Full article: Euro Officials Begin to Weigh Greek Exit as Euro Weakens (Update 1) (Bloomberg)
‘Germany Has Been the Winner in the Globalization Process’
SPIEGEL: What advice would you give Merkel and her counterparts? Should they tear the euro zone apart?
Rogoff: No, certainly not. We are talking about bending not breaking, with one or more periphery countries allowed to leave temporarily in order to enjoy greater flexibility. There is currently no simple solution for this unparalleled crisis. The big mistakes were made in the 1990s.
SPIEGEL: Does that mean the whole idea of the euro was a mistake?
Rogoff: No, a common currency for countries like Germany and France was a reasonable risk, given the political dividends. But it was a grave mistake to bring all the south European states into the euro zone purely for reasons of political union. Most of them were not ready for it economically.

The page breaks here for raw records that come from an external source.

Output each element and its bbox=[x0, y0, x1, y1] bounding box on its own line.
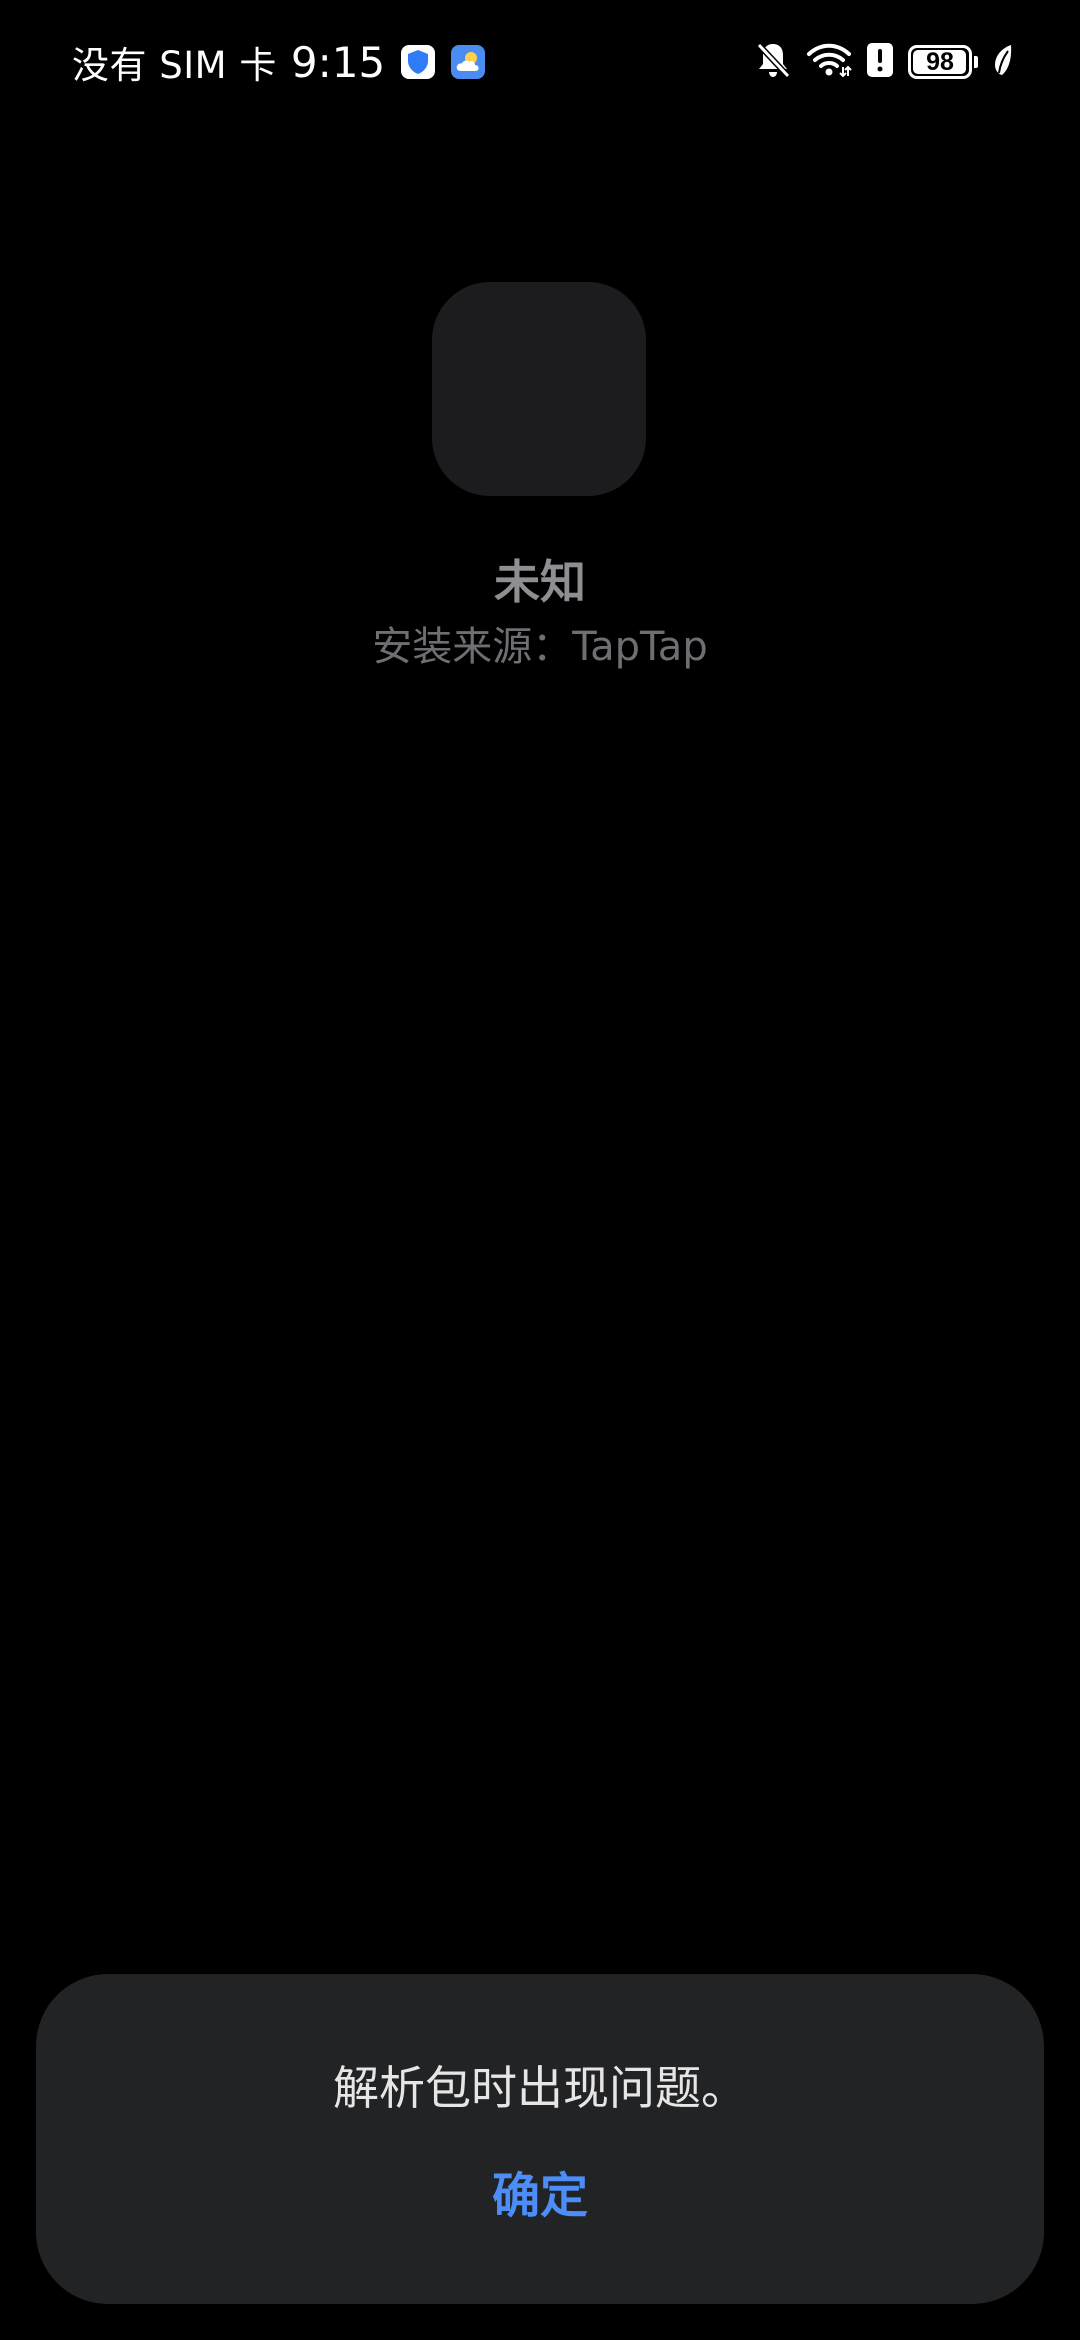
dialog-message: 解析包时出现问题。 bbox=[333, 2061, 747, 2115]
error-dialog: 解析包时出现问题。 确定 bbox=[36, 1974, 1044, 2304]
battery-tip bbox=[974, 56, 978, 68]
status-left: 没有 SIM 卡 9:15 bbox=[72, 34, 486, 90]
app-name: 未知 bbox=[494, 555, 586, 609]
wifi-icon bbox=[806, 42, 852, 82]
status-bar: 没有 SIM 卡 9:15 98 bbox=[0, 0, 1080, 120]
battery-icon: 98 bbox=[908, 45, 972, 79]
power-saving-leaf-icon bbox=[992, 43, 1014, 81]
confirm-button[interactable]: 确定 bbox=[440, 2158, 640, 2234]
bell-muted-icon bbox=[754, 40, 792, 84]
weather-icon bbox=[451, 45, 486, 79]
carrier-label: 没有 SIM 卡 bbox=[72, 44, 277, 87]
security-shield-icon bbox=[401, 45, 436, 79]
app-icon-placeholder bbox=[432, 282, 646, 496]
clock: 9:15 bbox=[290, 37, 386, 87]
install-source: 安装来源：TapTap bbox=[372, 624, 708, 670]
battery-level: 98 bbox=[926, 47, 954, 76]
status-right: 98 bbox=[754, 38, 1014, 86]
alert-icon bbox=[866, 42, 894, 82]
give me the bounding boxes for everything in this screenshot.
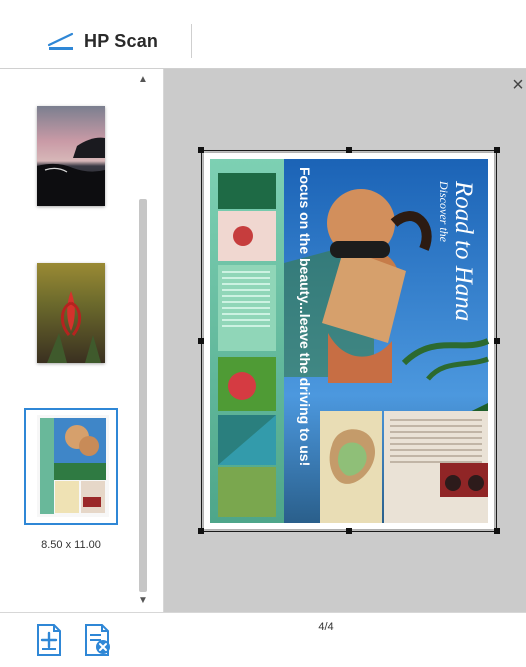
crop-handle-middle-left[interactable] xyxy=(198,338,204,344)
thumbnail-flower-image xyxy=(37,263,105,363)
scrollbar-thumb[interactable] xyxy=(139,199,147,592)
headline-text: Focus on the beauty...leave the driving … xyxy=(297,167,313,466)
thumbnail-magazine-image xyxy=(37,415,109,517)
header-divider xyxy=(191,24,192,58)
crop-handle-top-right[interactable] xyxy=(494,147,500,153)
bottom-toolbar: 4/4 xyxy=(0,612,526,667)
thumbnail-flower[interactable] xyxy=(37,263,105,363)
thumbnail-seascape-image xyxy=(37,106,105,206)
crop-handle-top-left[interactable] xyxy=(198,147,204,153)
crop-handle-bottom-left[interactable] xyxy=(198,528,204,534)
crop-handle-bottom-right[interactable] xyxy=(494,528,500,534)
hp-scan-window: HP Scan 8.50 x 11.00 ▲ ▼ × Focus on the … xyxy=(0,0,526,667)
brand: HP Scan xyxy=(46,26,158,56)
crop-handle-bottom-center[interactable] xyxy=(346,528,352,534)
thumbnail-scrollbar[interactable]: ▲ ▼ xyxy=(135,69,151,612)
scan-preview-image: Focus on the beauty...leave the driving … xyxy=(204,153,494,529)
add-page-icon xyxy=(37,624,61,656)
kicker-text: Discover the xyxy=(437,180,451,243)
add-page-button[interactable] xyxy=(34,623,64,657)
app-header: HP Scan xyxy=(0,0,526,69)
delete-page-icon xyxy=(85,624,110,656)
thumbnail-magazine-selected[interactable] xyxy=(24,408,118,525)
page-counter: 4/4 xyxy=(318,621,334,633)
thumbnail-magazine xyxy=(37,415,109,517)
thumbnail-size-label: 8.50 x 11.00 xyxy=(41,539,101,551)
thumbnail-panel[interactable]: 8.50 x 11.00 ▲ ▼ xyxy=(0,69,164,612)
chevron-down-icon[interactable]: ▼ xyxy=(135,594,151,608)
crop-handle-top-center[interactable] xyxy=(346,147,352,153)
delete-page-button[interactable] xyxy=(82,623,112,657)
app-title: HP Scan xyxy=(84,30,159,51)
hp-scan-icon xyxy=(47,32,74,50)
chevron-up-icon[interactable]: ▲ xyxy=(135,73,151,87)
crop-handle-middle-right[interactable] xyxy=(494,338,500,344)
title-text: Road to Hana xyxy=(450,180,477,321)
thumbnail-seascape[interactable] xyxy=(37,106,105,206)
close-icon[interactable]: × xyxy=(510,75,526,95)
scan-preview-page[interactable]: Focus on the beauty...leave the driving … xyxy=(204,153,494,529)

SPIEGEL: That may well be, but the fact is that now they are part of the monetary union, and that can’t simply be unravelled.

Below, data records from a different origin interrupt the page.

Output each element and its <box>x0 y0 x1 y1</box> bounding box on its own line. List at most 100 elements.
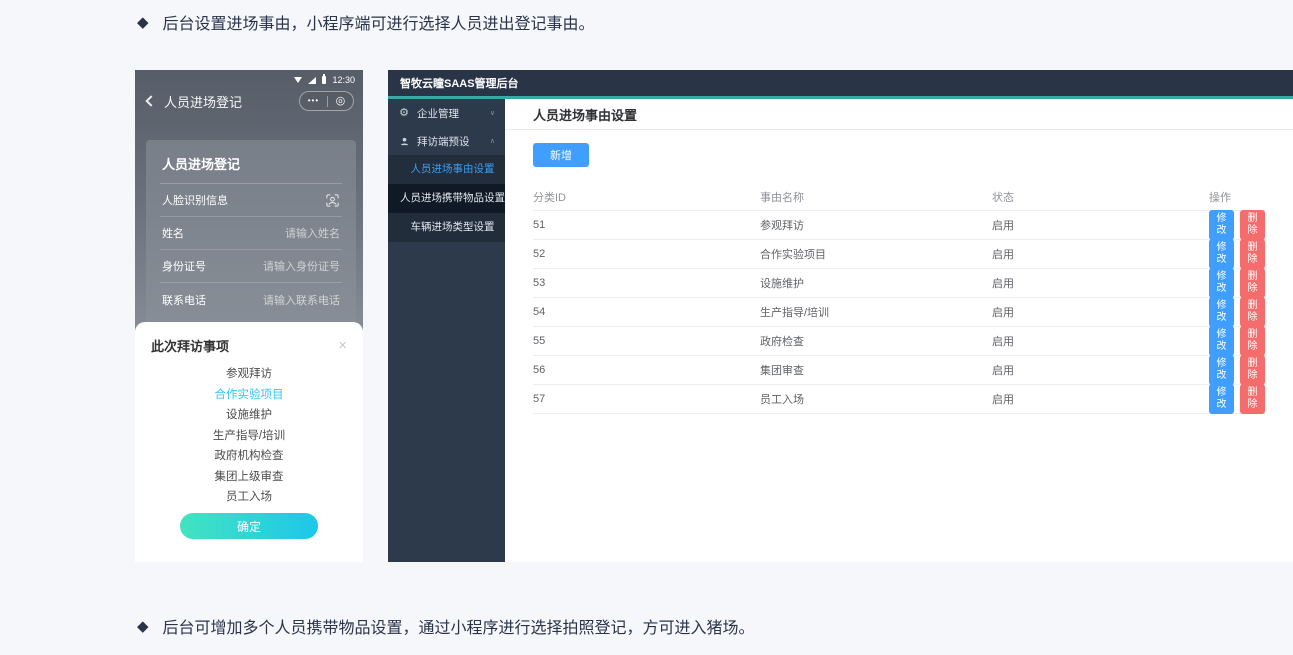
edit-button[interactable]: 修改 <box>1209 355 1234 385</box>
page-title: 人员进场事由设置 <box>533 105 637 124</box>
table-row: 53 设施维护 启用 修改 删除 <box>533 269 1265 298</box>
close-icon[interactable]: × <box>338 338 347 353</box>
table-row: 57 员工入场 启用 修改 删除 <box>533 385 1265 414</box>
delete-button[interactable]: 删除 <box>1240 268 1265 298</box>
visit-option[interactable]: 集团上级审查 <box>135 467 363 488</box>
phone-mockup: 12:30 人员进场登记 ••• ◎ 人员进场登记 人脸识别信息 <box>135 70 363 562</box>
entry-form-card: 人员进场登记 人脸识别信息 <box>146 140 356 330</box>
cell-name: 员工入场 <box>760 391 992 407</box>
form-field-row[interactable]: 联系电话 请输入联系电话 <box>160 283 342 316</box>
edit-button[interactable]: 修改 <box>1209 297 1234 327</box>
sidebar-subitem-label: 车辆进场类型设置 <box>411 221 495 233</box>
edit-button[interactable]: 修改 <box>1209 239 1234 269</box>
delete-button[interactable]: 删除 <box>1240 355 1265 385</box>
cell-name: 参观拜访 <box>760 217 992 233</box>
wifi-icon <box>294 77 302 83</box>
minimize-icon[interactable]: ◎ <box>336 96 346 107</box>
sidebar-group-label: 拜访端预设 <box>417 134 483 149</box>
field-label: 姓名 <box>162 225 184 241</box>
visit-option[interactable]: 员工入场 <box>135 487 363 508</box>
visit-option-label: 合作实验项目 <box>215 389 284 401</box>
chevron-down-icon: ∨ <box>490 109 495 117</box>
sidebar-subitem[interactable]: 车辆进场类型设置 <box>388 213 505 242</box>
top-note: ◆ 后台设置进场事由，小程序端可进行选择人员进出登记事由。 <box>137 10 595 34</box>
reasons-table: 分类ID 事由名称 状态 操作 51 参观拜访 启用 <box>533 184 1265 414</box>
edit-button[interactable]: 修改 <box>1209 268 1234 298</box>
field-placeholder: 请输入联系电话 <box>263 292 340 308</box>
table-row: 56 集团审查 启用 修改 删除 <box>533 356 1265 385</box>
cell-id: 55 <box>533 335 760 347</box>
admin-title: 智牧云瞳SAAS管理后台 <box>400 75 519 91</box>
wechat-capsule[interactable]: ••• ◎ <box>299 91 354 111</box>
cell-name: 合作实验项目 <box>760 246 992 262</box>
delete-button[interactable]: 删除 <box>1240 239 1265 269</box>
edit-button[interactable]: 修改 <box>1209 326 1234 356</box>
cell-status: 启用 <box>992 217 1209 233</box>
gear-icon: ⚙ <box>398 108 410 119</box>
edit-button[interactable]: 修改 <box>1209 210 1234 240</box>
cell-status: 启用 <box>992 391 1209 407</box>
visit-option[interactable]: 政府机构检查 <box>135 446 363 467</box>
visit-option[interactable]: 设施维护 <box>135 405 363 426</box>
phone-nav-title: 人员进场登记 <box>164 92 242 111</box>
cell-id: 57 <box>533 393 760 405</box>
cell-name: 生产指导/培训 <box>760 304 992 320</box>
sidebar-subitem[interactable]: 人员进场携带物品设置 <box>388 184 505 213</box>
status-time: 12:30 <box>332 75 355 85</box>
delete-button[interactable]: 删除 <box>1240 384 1265 414</box>
sidebar-subitem-label: 人员进场事由设置 <box>411 163 495 175</box>
visit-option-label: 生产指导/培训 <box>213 430 285 442</box>
form-title: 人员进场登记 <box>160 140 342 184</box>
col-header-status: 状态 <box>992 189 1209 205</box>
battery-icon <box>322 76 326 84</box>
cell-status: 启用 <box>992 275 1209 291</box>
more-icon[interactable]: ••• <box>308 97 319 105</box>
edit-button[interactable]: 修改 <box>1209 384 1234 414</box>
face-scan-icon[interactable] <box>325 193 340 208</box>
field-label: 人脸识别信息 <box>162 192 228 208</box>
sidebar-item-enterprise[interactable]: ⚙ 企业管理 ∨ <box>388 99 505 127</box>
sidebar-submenu: 人员进场事由设置 人员进场携带物品设置 车辆进场类型设置 <box>388 155 505 242</box>
sidebar-group-label: 企业管理 <box>417 106 483 121</box>
bottom-note-text: 后台可增加多个人员携带物品设置，通过小程序进行选择拍照登记，方可进入猪场。 <box>163 614 755 638</box>
cell-id: 52 <box>533 248 760 260</box>
admin-panel: 智牧云瞳SAAS管理后台 ⚙ 企业管理 ∨ 拜访端预设 <box>388 70 1293 562</box>
visit-option[interactable]: 合作实验项目 <box>135 385 363 406</box>
cell-status: 启用 <box>992 246 1209 262</box>
cell-id: 56 <box>533 364 760 376</box>
confirm-button[interactable]: 确定 <box>180 513 318 539</box>
delete-button[interactable]: 删除 <box>1240 326 1265 356</box>
field-placeholder: 请输入姓名 <box>285 225 340 241</box>
top-note-text: 后台设置进场事由，小程序端可进行选择人员进出登记事由。 <box>163 10 595 34</box>
visit-option[interactable]: 生产指导/培训 <box>135 426 363 447</box>
cell-status: 启用 <box>992 304 1209 320</box>
form-field-row[interactable]: 身份证号 请输入身份证号 <box>160 250 342 283</box>
add-button[interactable]: 新增 <box>533 143 589 167</box>
page: ◆ 后台设置进场事由，小程序端可进行选择人员进出登记事由。 12:30 人员进场… <box>0 0 1293 655</box>
admin-topbar: 智牧云瞳SAAS管理后台 <box>388 70 1293 96</box>
cell-status: 启用 <box>992 333 1209 349</box>
sidebar: ⚙ 企业管理 ∨ 拜访端预设 ∧ <box>388 99 505 562</box>
form-field-row[interactable]: 姓名 请输入姓名 <box>160 217 342 250</box>
chevron-up-icon: ∧ <box>490 137 495 145</box>
visit-option[interactable]: 参观拜访 <box>135 364 363 385</box>
sidebar-item-visit-preset[interactable]: 拜访端预设 ∧ <box>388 127 505 155</box>
form-field-row[interactable]: 人脸识别信息 <box>160 184 342 217</box>
visit-options: 参观拜访 合作实验项目 设施维护 生产指导/培训 政府机 <box>135 364 363 508</box>
sidebar-subitem-label: 人员进场携带物品设置 <box>400 192 505 204</box>
cell-name: 政府检查 <box>760 333 992 349</box>
back-icon[interactable] <box>145 95 156 106</box>
field-label: 联系电话 <box>162 292 206 308</box>
cell-status: 启用 <box>992 362 1209 378</box>
delete-button[interactable]: 删除 <box>1240 297 1265 327</box>
cell-name: 集团审查 <box>760 362 992 378</box>
diamond-bullet-icon: ◆ <box>137 13 149 31</box>
table-row: 55 政府检查 启用 修改 删除 <box>533 327 1265 356</box>
delete-button[interactable]: 删除 <box>1240 210 1265 240</box>
admin-content: 人员进场事由设置 新增 分类ID 事由名称 状态 操作 <box>505 99 1293 562</box>
visit-option-label: 设施维护 <box>226 409 272 421</box>
sidebar-subitem[interactable]: 人员进场事由设置 <box>388 155 505 184</box>
field-placeholder: 请输入身份证号 <box>263 258 340 274</box>
visit-option-label: 政府机构检查 <box>215 450 284 462</box>
table-row: 51 参观拜访 启用 修改 删除 <box>533 211 1265 240</box>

Rogoff: Which is why there is only one alternative: Either the euro completely collapses — with all the catastrophic consequences that would entail — or the core members of the currency union manage to turn the euro zone into a genuine political union.
SPIEGEL: Europe has recently agreed on a fiscal compact committing all members to better budgetary discipline. Is that a step in the right direction?

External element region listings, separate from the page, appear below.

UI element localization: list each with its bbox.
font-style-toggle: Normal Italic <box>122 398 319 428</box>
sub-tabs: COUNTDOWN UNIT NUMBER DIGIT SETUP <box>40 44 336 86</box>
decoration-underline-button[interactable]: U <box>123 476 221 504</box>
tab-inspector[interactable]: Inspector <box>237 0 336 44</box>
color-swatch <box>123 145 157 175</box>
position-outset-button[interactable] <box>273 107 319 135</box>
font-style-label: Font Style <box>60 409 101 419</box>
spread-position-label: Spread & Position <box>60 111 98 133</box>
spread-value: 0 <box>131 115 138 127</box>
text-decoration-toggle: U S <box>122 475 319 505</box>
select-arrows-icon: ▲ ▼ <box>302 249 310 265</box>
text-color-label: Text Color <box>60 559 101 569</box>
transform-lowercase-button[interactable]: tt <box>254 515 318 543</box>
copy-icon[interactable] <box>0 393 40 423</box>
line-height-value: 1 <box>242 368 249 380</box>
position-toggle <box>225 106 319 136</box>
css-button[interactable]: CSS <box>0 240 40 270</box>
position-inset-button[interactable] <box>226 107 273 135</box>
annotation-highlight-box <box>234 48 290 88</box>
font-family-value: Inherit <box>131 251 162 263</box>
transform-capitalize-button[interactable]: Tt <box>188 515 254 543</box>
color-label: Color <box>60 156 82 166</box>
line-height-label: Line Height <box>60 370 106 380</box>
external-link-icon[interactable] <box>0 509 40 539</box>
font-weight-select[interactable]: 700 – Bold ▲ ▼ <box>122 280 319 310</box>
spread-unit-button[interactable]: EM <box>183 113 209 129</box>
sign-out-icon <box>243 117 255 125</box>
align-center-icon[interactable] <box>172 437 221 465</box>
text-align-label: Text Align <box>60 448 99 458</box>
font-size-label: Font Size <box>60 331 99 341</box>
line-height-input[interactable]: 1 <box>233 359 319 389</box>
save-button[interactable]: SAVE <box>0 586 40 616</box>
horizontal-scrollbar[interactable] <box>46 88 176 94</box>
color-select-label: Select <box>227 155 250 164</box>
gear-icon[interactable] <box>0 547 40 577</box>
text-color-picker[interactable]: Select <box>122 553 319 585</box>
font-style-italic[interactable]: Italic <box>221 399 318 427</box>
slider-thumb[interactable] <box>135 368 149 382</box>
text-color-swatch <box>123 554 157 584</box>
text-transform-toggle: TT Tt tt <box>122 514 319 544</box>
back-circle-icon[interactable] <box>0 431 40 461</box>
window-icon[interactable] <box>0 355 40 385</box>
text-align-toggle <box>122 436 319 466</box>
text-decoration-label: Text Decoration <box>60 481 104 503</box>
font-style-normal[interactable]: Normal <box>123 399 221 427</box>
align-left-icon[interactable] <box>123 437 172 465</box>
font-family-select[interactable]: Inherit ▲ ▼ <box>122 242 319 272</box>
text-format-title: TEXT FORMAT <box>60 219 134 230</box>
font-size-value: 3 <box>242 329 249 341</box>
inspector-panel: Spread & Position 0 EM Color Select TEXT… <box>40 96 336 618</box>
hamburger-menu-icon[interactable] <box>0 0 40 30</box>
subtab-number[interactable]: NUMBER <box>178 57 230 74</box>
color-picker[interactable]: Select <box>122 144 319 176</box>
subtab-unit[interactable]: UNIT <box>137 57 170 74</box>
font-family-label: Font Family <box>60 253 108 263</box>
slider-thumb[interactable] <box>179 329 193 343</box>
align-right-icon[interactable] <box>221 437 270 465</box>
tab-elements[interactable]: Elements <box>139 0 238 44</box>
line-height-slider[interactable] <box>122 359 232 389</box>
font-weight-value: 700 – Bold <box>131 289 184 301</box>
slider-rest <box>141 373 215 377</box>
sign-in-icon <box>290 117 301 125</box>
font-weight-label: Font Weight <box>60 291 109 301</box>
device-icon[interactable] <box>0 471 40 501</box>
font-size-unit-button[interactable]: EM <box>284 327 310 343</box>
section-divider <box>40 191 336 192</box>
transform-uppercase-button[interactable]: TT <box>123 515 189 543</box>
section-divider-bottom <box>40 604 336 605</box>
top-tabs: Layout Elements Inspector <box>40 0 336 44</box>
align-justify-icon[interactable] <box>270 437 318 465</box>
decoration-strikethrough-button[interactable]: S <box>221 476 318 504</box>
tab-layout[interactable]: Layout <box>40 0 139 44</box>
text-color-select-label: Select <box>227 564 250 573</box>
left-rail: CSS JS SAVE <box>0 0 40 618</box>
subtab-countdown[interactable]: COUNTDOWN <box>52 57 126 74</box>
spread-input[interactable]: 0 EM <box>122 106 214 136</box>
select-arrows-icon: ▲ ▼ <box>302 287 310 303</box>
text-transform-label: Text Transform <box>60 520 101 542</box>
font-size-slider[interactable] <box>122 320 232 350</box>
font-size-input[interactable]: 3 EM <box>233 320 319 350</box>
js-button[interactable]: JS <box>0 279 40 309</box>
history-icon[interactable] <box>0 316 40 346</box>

Rogoff: Yes, but it will by no means suffice. All this treaty does is give the markets the temporary illusion that the problems have been solved for now. It has achieved nothing more than that.
SPIEGEL: What is needed instead?
Rogoff: What the monetary union needs more than anything is a central government, including a a finance minister, with significant tax and spending authority. The individual countries should also stop insisting on national control of banking regulation. That is a matter that should be dealt with exclusively at European level.
SPIEGEL: Do you honestly believe that the countries in the euro zone can bring themselves to hand over that much more power to Brussels?
Rogoff: The terrible thing is that few countries in Europe seem genuinely prepared for that. Those politicians who know what is needed keep quiet, fearing opposition from the voters. But the pressure of this crisis will create a momentum whose scope and impact we cannot yet imagine. At the end of the day, the United States of Europe may well come about a lot quicker than many would have thought.